Activists Charged under Utah’s “Ag-Gag” Law Plead Not Guilty
Four California activists are pleading not guilty to charges that they violated Utah’s controversial ag-gag law when they took pictures of a pig farm in Milford. They may be the first defendants prosecuted under the law.
The activists with the group Farm Animal Rights Movement were charged in Iron County Justice Court with criminal trespassing and interference with an agricultural operation - class B misdemeanors. Professional photographer Sarah Jane Hardt is one of the defendants. She says she did take photos and video at Circle Four pig farms in September last year, but she contends that she did so from public land.

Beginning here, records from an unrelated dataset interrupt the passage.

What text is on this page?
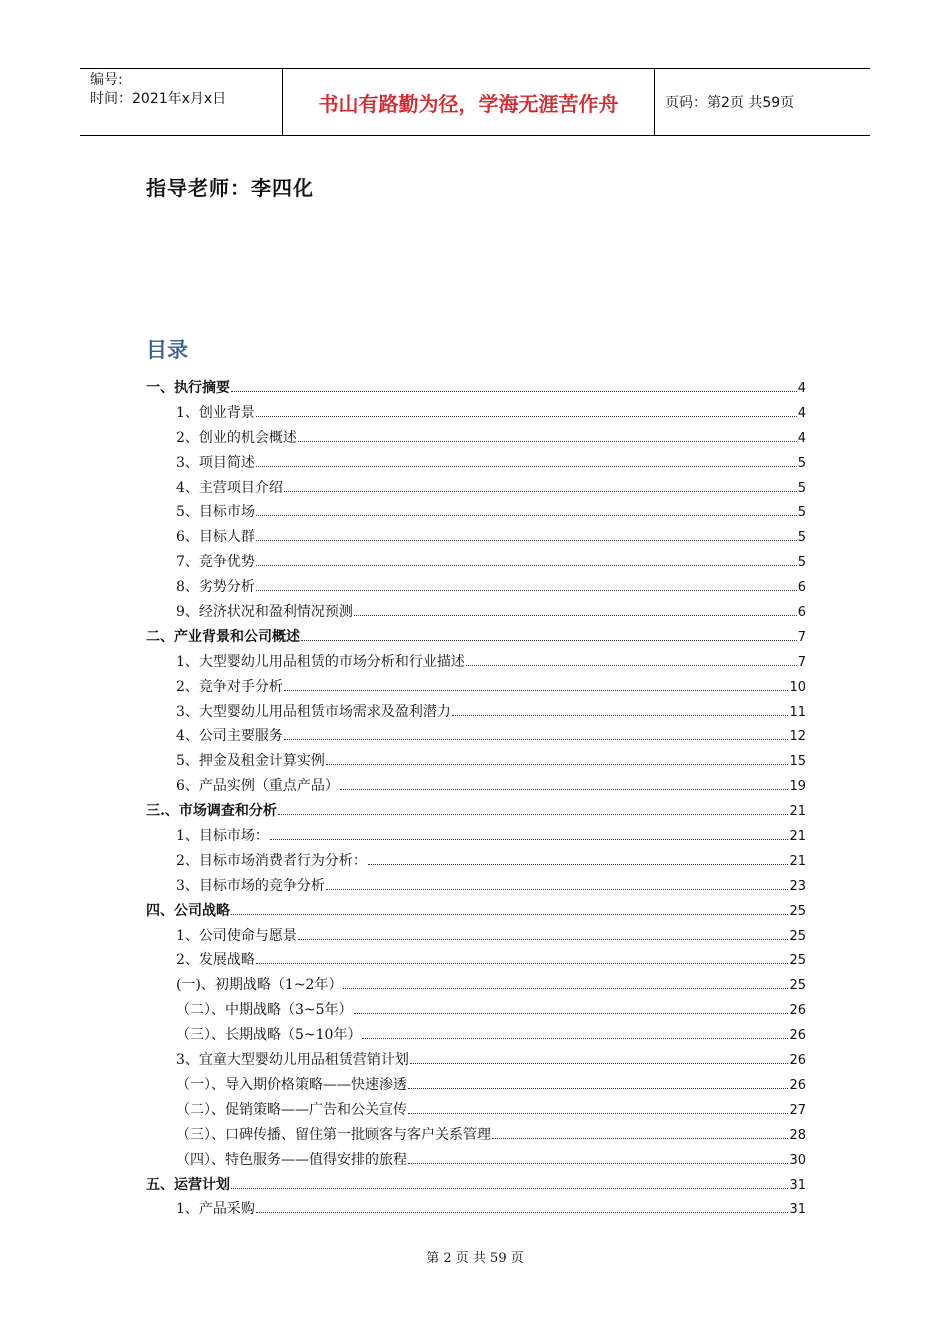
编号:
时间：2021年x月x日	书山有路勤为径，学海无涯苦作舟	页码：第2页 共59页
指导老师：李四化
目录
一、执行摘要	4
1、创业背景	4
2、创业的机会概述	4
3、项目简述	5
4、主营项目介绍	5
5、目标市场	5
6、目标人群	5
7、竞争优势	5
8、劣势分析	6
9、经济状况和盈利情况预测	6
二、产业背景和公司概述	7
1、大型婴幼儿用品租赁的市场分析和行业描述	7
2、竞争对手分析	10
3、大型婴幼儿用品租赁市场需求及盈利潜力	11
4、公司主要服务	12
5、押金及租金计算实例	15
6、产品实例（重点产品）	19
三.、市场调查和分析	21
1、目标市场：	21
2、目标市场消费者行为分析：	21
3、目标市场的竞争分析	23
四、公司战略	25
1、公司使命与愿景	25
2、发展战略	25
(一)、初期战略（1~2年）	25
（二）、中期战略（3~5年）	26
（三）、长期战略（5~10年）	26
3、宜童大型婴幼儿用品租赁营销计划	26
（一）、导入期价格策略——快速渗透	26
（二）、促销策略——广告和公关宣传	27
（三）、口碑传播、留住第一批顾客与客户关系管理	28
（四）、特色服务——值得安排的旅程	30
五、运营计划	31
1、产品采购	31
第 2 页 共 59 页
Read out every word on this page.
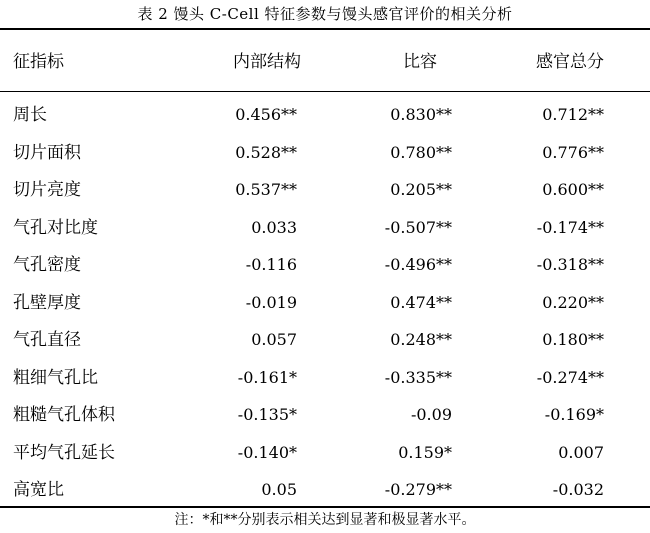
表 2 馒头 C-Cell 特征参数与馒头感官评价的相关分析
征指标	内部结构	比容	感官总分
周长	0.456**	0.830**	0.712**
切片面积	0.528**	0.780**	0.776**
切片亮度	0.537**	0.205**	0.600**
气孔对比度	0.033	-0.507**	-0.174**
气孔密度	-0.116	-0.496**	-0.318**
孔壁厚度	-0.019	0.474**	0.220**
气孔直径	0.057	0.248**	0.180**
粗细气孔比	-0.161*	-0.335**	-0.274**
粗糙气孔体积	-0.135*	-0.09	-0.169*
平均气孔延长	-0.140*	0.159*	0.007
高宽比	0.05	-0.279**	-0.032
注：*和**分别表示相关达到显著和极显著水平。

Hardt says she hopes the case goes to trial.
“We’d like to take this opportunity to talk about it and for ag-gag to be something that is commonplace in conversation and for people to know about it, because whether you eat meat or not, it’s a violation of your first amendment,” Hardt says.
The California attorney representing all four defendants is T. Matthew Phillips. He says Utah’s ag-gag law is unconstitutional because it targets would-be whistleblowers and benefits only special interests.
“These ag-gag laws demonstrate the stranglehold that corporations have on our lawmakers, because lawmakers are not making laws for the good people of Utah; they’re only making laws for the large impersonal corporations that are owned by gigantic multinationals overseas,” Phillips says.
The Iron County District Attorney’s office did not respond to a request for comment. Neither did a spokesperson for Circle Four Farms. According to its website, the company houses 74,000 pigs and employs 450 people. Its parent company Smithfield Foods was acquired by a Chinese company in 2013.